What are conditions for affine transform $ w \begin{pmatrix} x_{1}\\ x_{2} \end{pmatrix} = A x + t= \begin{pmatrix} a & b \\ c & d\end{pmatrix} \begin{pmatrix} x_{1} \\ x_{2} \end{pmatrix} + \begin{pmatrix} e \\ f \end{pmatrix} $ to be a contraction on $\mathbb{R}^2$ ?

First, I found in Barnsely, "Fractals Everywhere", that if $S\subset R^2$, then $area(A(S)) = |det A| ( area(S))$. Is it then sufficient to hold: $|det A|< 1$?

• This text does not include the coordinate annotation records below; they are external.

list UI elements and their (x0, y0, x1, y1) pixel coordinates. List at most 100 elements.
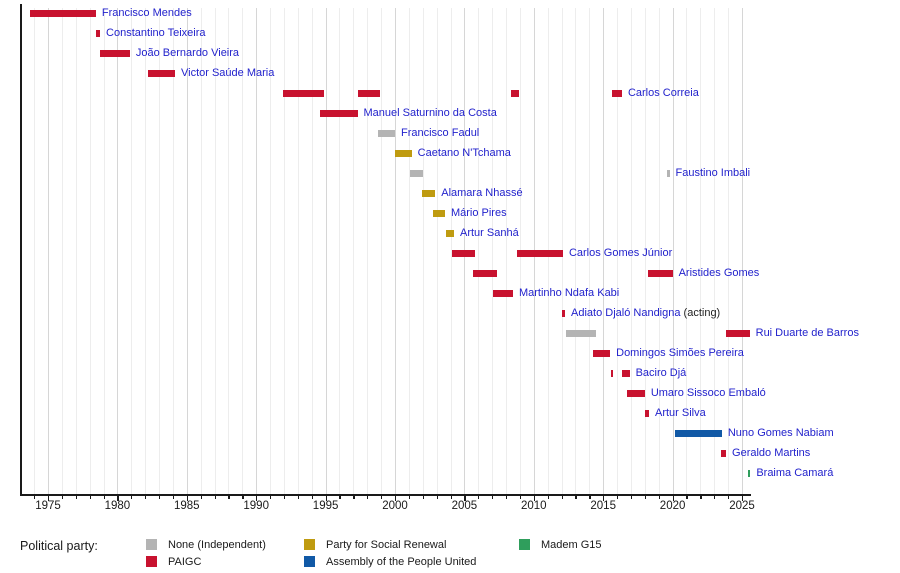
person-label[interactable]: João Bernardo Vieira (136, 47, 239, 60)
person-name[interactable]: Domingos Simões Pereira (616, 347, 744, 359)
gridline (270, 8, 272, 494)
person-label[interactable]: Victor Saúde Maria (181, 67, 274, 80)
person-label[interactable]: Carlos Gomes Júnior (569, 247, 672, 260)
axis-tick (450, 495, 452, 499)
axis-tick (339, 495, 341, 499)
person-label[interactable]: Rui Duarte de Barros (756, 327, 859, 340)
person-name[interactable]: Braima Camará (756, 467, 834, 479)
axis-tick (186, 495, 188, 501)
person-label[interactable]: Carlos Correia (628, 87, 699, 100)
gridline (742, 8, 743, 494)
gridline (492, 8, 494, 494)
axis-tick (561, 495, 563, 499)
person-name[interactable]: Geraldo Martins (732, 447, 811, 459)
person-name[interactable]: Baciro Djá (635, 367, 687, 379)
person-name[interactable]: Carlos Correia (627, 87, 699, 99)
axis-tick (61, 495, 64, 499)
axis-tick-label: 2005 (451, 500, 478, 512)
gridline (159, 8, 161, 494)
gridline (450, 8, 452, 494)
axis-tick (644, 495, 647, 499)
person-name[interactable]: Mário Pires (450, 207, 507, 219)
legend-label-paigc: PAIGC (168, 556, 202, 568)
person-label[interactable]: Francisco Fadul (401, 127, 479, 140)
axis-tick (103, 495, 105, 499)
legend-label-none: None (Independent) (168, 539, 266, 551)
person-label[interactable]: Adiato Djaló Nandigna (acting) (571, 307, 720, 320)
person-name[interactable]: Faustino Imbali (675, 167, 751, 179)
person-label[interactable]: Constantino Teixeira (106, 27, 205, 40)
axis-tick-label: 2020 (659, 500, 686, 512)
person-name[interactable]: João Bernardo Vieira (135, 47, 240, 59)
gridline (145, 8, 147, 494)
gridline (214, 8, 216, 494)
person-label[interactable]: Umaro Sissoco Embaló (651, 387, 766, 400)
person-label[interactable]: Faustino Imbali (676, 167, 751, 180)
person-label[interactable]: Artur Sanhá (460, 227, 519, 240)
axis-tick-label: 2010 (521, 500, 547, 512)
person-label[interactable]: Artur Silva (655, 407, 706, 420)
gridline (61, 8, 63, 494)
person-name[interactable]: Nuno Gomes Nabiam (727, 427, 834, 439)
axis-tick (506, 495, 508, 499)
person-label[interactable]: Manuel Saturnino da Costa (364, 107, 497, 120)
person-label[interactable]: Aristides Gomes (679, 267, 760, 280)
legend-label-madem: Madem G15 (541, 539, 602, 551)
person-label[interactable]: Domingos Simões Pereira (616, 347, 744, 360)
person-name[interactable]: Martinho Ndafa Kabi (518, 287, 620, 299)
person-label[interactable]: Alamara Nhassé (441, 187, 522, 200)
term-bar (626, 390, 645, 397)
person-label[interactable]: Martinho Ndafa Kabi (519, 287, 619, 300)
person-name[interactable]: Constantino Teixeira (106, 27, 206, 39)
legend-swatch-prs (304, 539, 315, 550)
person-name[interactable]: Francisco Fadul (401, 127, 480, 139)
person-name[interactable]: Carlos Gomes Júnior (568, 247, 673, 259)
person-name[interactable]: Francisco Mendes (101, 7, 192, 19)
axis-tick (381, 495, 383, 499)
axis-tick (408, 495, 411, 499)
person-name[interactable]: Artur Sanhá (459, 227, 519, 239)
gridline (436, 8, 438, 494)
axis-tick (395, 495, 397, 501)
person-name[interactable]: Adiato Djaló Nandigna (571, 307, 681, 319)
gridline (131, 8, 133, 494)
person-label[interactable]: Francisco Mendes (102, 7, 192, 20)
person-name[interactable]: Umaro Sissoco Embaló (650, 387, 766, 399)
legend-swatch-paigc (146, 556, 157, 567)
legend-swatch-apu (304, 556, 315, 567)
person-name[interactable]: Manuel Saturnino da Costa (363, 107, 497, 119)
person-name[interactable]: Rui Duarte de Barros (755, 327, 859, 339)
x-axis-line (20, 494, 751, 496)
person-name[interactable]: Aristides Gomes (678, 267, 760, 279)
person-label[interactable]: Mário Pires (451, 207, 507, 220)
person-label[interactable]: Baciro Djá (636, 367, 687, 380)
term-bar (282, 90, 324, 97)
axis-tick (603, 495, 605, 501)
gridline (575, 8, 577, 494)
axis-tick (117, 495, 119, 501)
term-bar (451, 250, 475, 257)
person-label[interactable]: Geraldo Martins (732, 447, 810, 460)
axis-tick-label: 1995 (312, 500, 339, 512)
gridline (117, 8, 119, 494)
person-label[interactable]: Braima Camará (756, 467, 833, 480)
legend-label-apu: Assembly of the People United (326, 556, 477, 568)
axis-tick-label: 2025 (729, 500, 755, 512)
term-bar (492, 290, 513, 297)
axis-tick (686, 495, 688, 499)
axis-tick (228, 495, 230, 499)
axis-tick (367, 495, 369, 499)
axis-tick (89, 495, 91, 499)
person-label[interactable]: Caetano N'Tchama (418, 147, 511, 160)
axis-tick (131, 495, 133, 499)
gridline (478, 8, 480, 494)
person-name[interactable]: Victor Saúde Maria (181, 67, 275, 79)
person-name[interactable]: Caetano N'Tchama (417, 147, 511, 159)
axis-tick (34, 495, 36, 499)
person-name[interactable]: Alamara Nhassé (441, 187, 523, 199)
axis-tick (589, 495, 591, 499)
axis-tick (311, 495, 313, 499)
person-label[interactable]: Nuno Gomes Nabiam (728, 427, 834, 440)
person-name[interactable]: Artur Silva (655, 407, 706, 419)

Second, how is this connected with a condition that $w$ is contractive when $ ||A||_{2} < 1$? Are these conditions equivalent?

Answer 1

The first condition is not equivalent, as it uses the area, whereas contraction is about length. To see why, consider the matrix $$\begin{pmatrix} a&0\\0&\frac1{a^2}\end{pmatrix}.$$

We can make $a$ arbitrarily large and the determinant will get arbitrarily small, but it still won't be a contraction - things still get stretched in one direction.

You can see this in another light by considering the eigenvalues of the matrix. To be a contraction you need all of the eigenvalues to be less than $1$, while the determinant only tells you about their product.

Answer 2

Let $f:(E_1,d_1)\rightarrow (E_2,d_2)$. $f$ is a contractive mapping iff there is $k\in [0,1)$ s.t. for every $x,y$, $d_2(f(x),f(y))\le kd_1(x,y)$; $f$ is a contraction mapping when $E_1=E_2,d_1=d_2$.

Here, $E_1=E_2$ and assume that $w$ is a contraction for $d(x,y)=||x-y||_2$. Then for every $x,y$, $||A(x-y)||_2\leq k||x-y||_2$; that is equivalent to $\sup_{||u||=1}||Au||_2\leq k$; that is, there is $k<1$ s.t. $||A||_2\leq k$.

Conclusion. $w$ is a contraction iff $\rho(AA^T)<1$.

Remark. The condition $\rho(A)<1$, given by @Carmeister, is necessary but it does not suffice; indeed (for example) the matrix $A=\begin{pmatrix}0&a\\0&0\end{pmatrix}$ is a contraction only for $|a|<1$.